Rel. Franklin Higino Caldeira Filho3ª Câmara Criminaljulgado em 2025-03-11publicado em 2025-03-14
CIVIL
EMENTA: APELAÇÃO CRIMINAL - TRÁFICO DE DROGAS - ILICITUDE DA BUSCA PESSOAL E DOMICILIAR - INOCORRÊNCIA - ABSOLVIÇÃO - IMPOSSIBILIDADE - AUTORIA E MATERIALIDADE COMPROVADAS - "TRÁFICO PRIVILEGIADO" - FRAÇÃO DE REDUÇÃO - PATAMAR MÁXIMO - INAPLICABILIDADE. A busca pessoal independerá de mandado, no caso de prisão ou quando houver fundada suspeita de que a pessoa esteja na posse de arma proibida ou de objetos ou papéis que constituam corpo de delito, ou quando a medida for determinada no curso de busca domiciliar (art. 244, CPP).

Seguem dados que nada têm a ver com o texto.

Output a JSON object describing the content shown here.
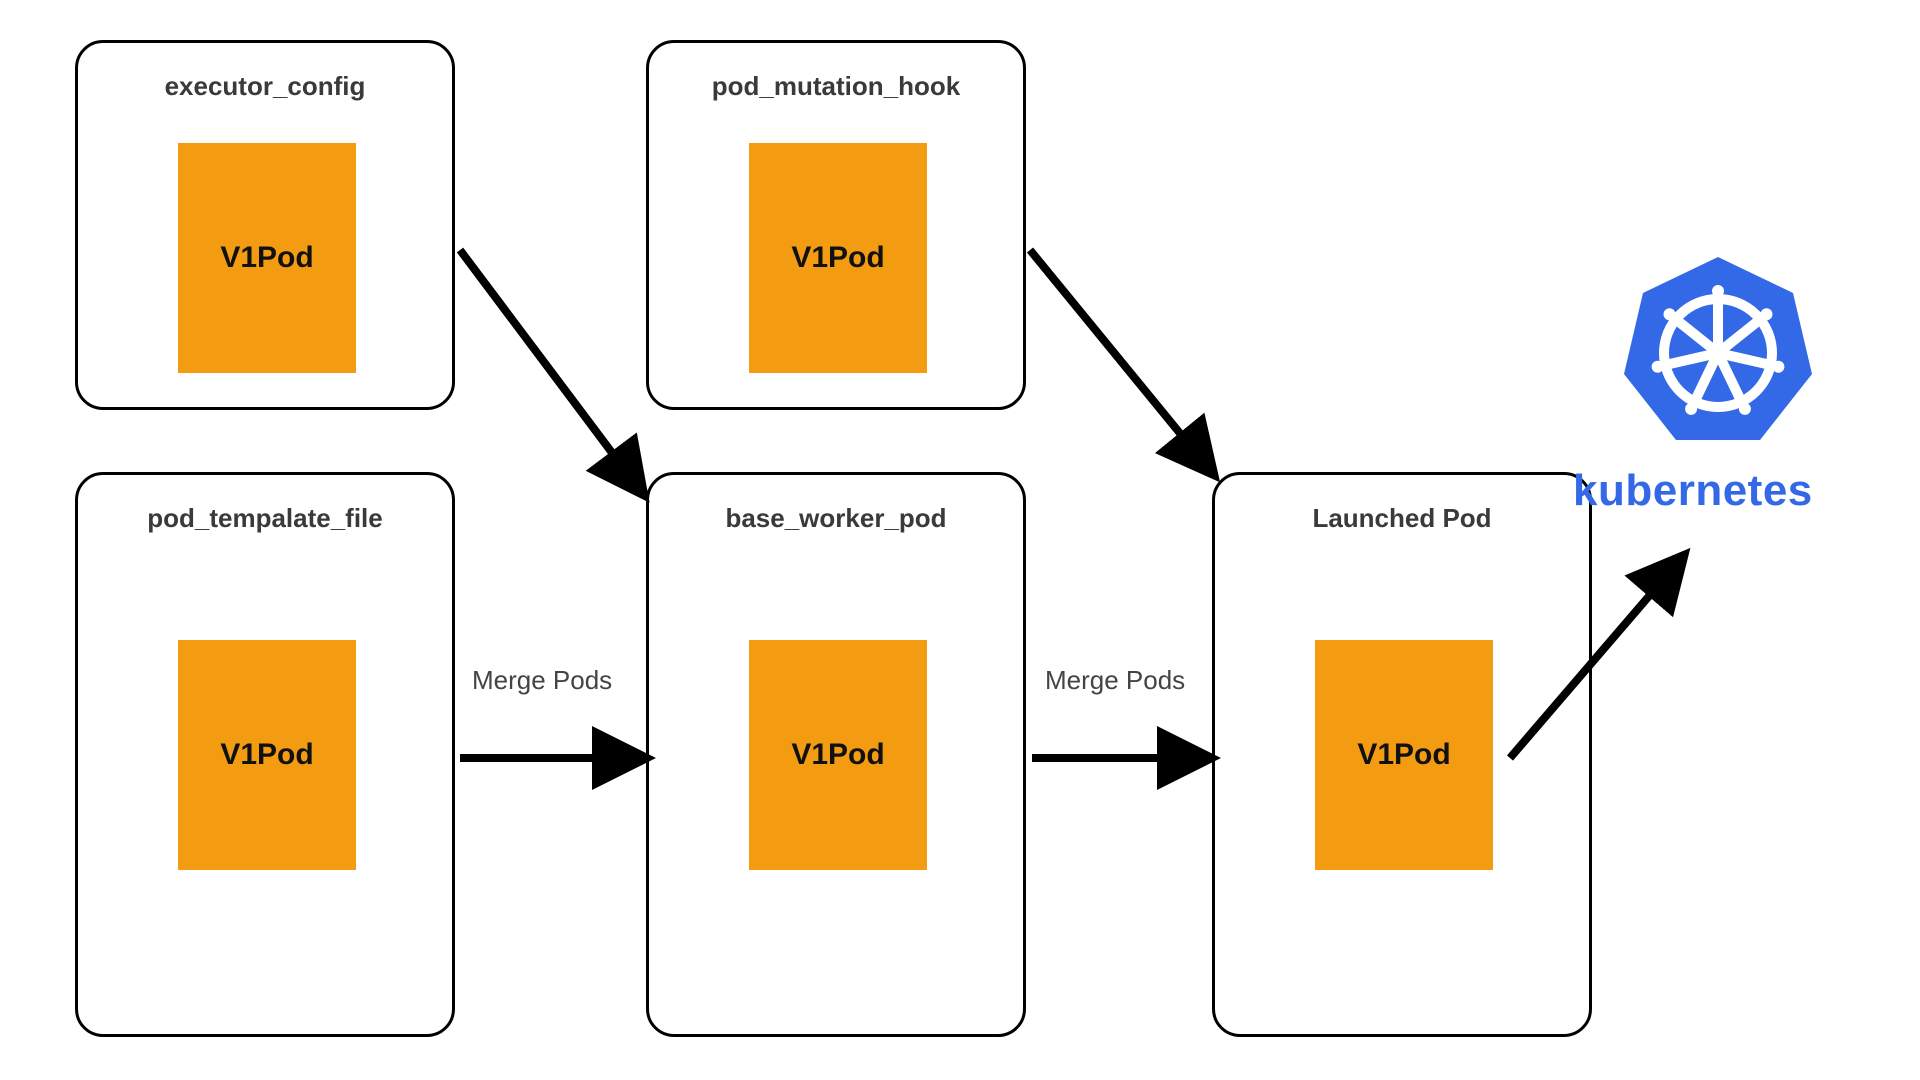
{
  "nodes": {
    "executor_config": {
      "title": "executor_config",
      "pod_label": "V1Pod"
    },
    "pod_mutation_hook": {
      "title": "pod_mutation_hook",
      "pod_label": "V1Pod"
    },
    "pod_template_file": {
      "title": "pod_tempalate_file",
      "pod_label": "V1Pod"
    },
    "base_worker_pod": {
      "title": "base_worker_pod",
      "pod_label": "V1Pod"
    },
    "launched_pod": {
      "title": "Launched Pod",
      "pod_label": "V1Pod"
    }
  },
  "edges": {
    "template_to_base": {
      "label": "Merge Pods"
    },
    "base_to_launched": {
      "label": "Merge Pods"
    }
  },
  "kubernetes": {
    "label": "kubernetes"
  },
  "colors": {
    "pod_fill": "#f39c12",
    "k8s_blue": "#3369e6"
  }
}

Presentes fundadas razões da suspeita de situação de flagrante delito, é válida a busca domiciliar sem prévio mandado judicial ou consentimento do morador. A demonstração da materialidade e da autoria do crime de tráfico de drogas, por meio de laudo toxicológico definitivo bem como da prova documental e testemunhal, impõe a manutenção da condenação. A fração de redução em função do "tráfico privilegiado" deve guardar observância aos princípios da razoabilidade e da proporcionalidade, ponderadas a quantidade e a natureza da droga.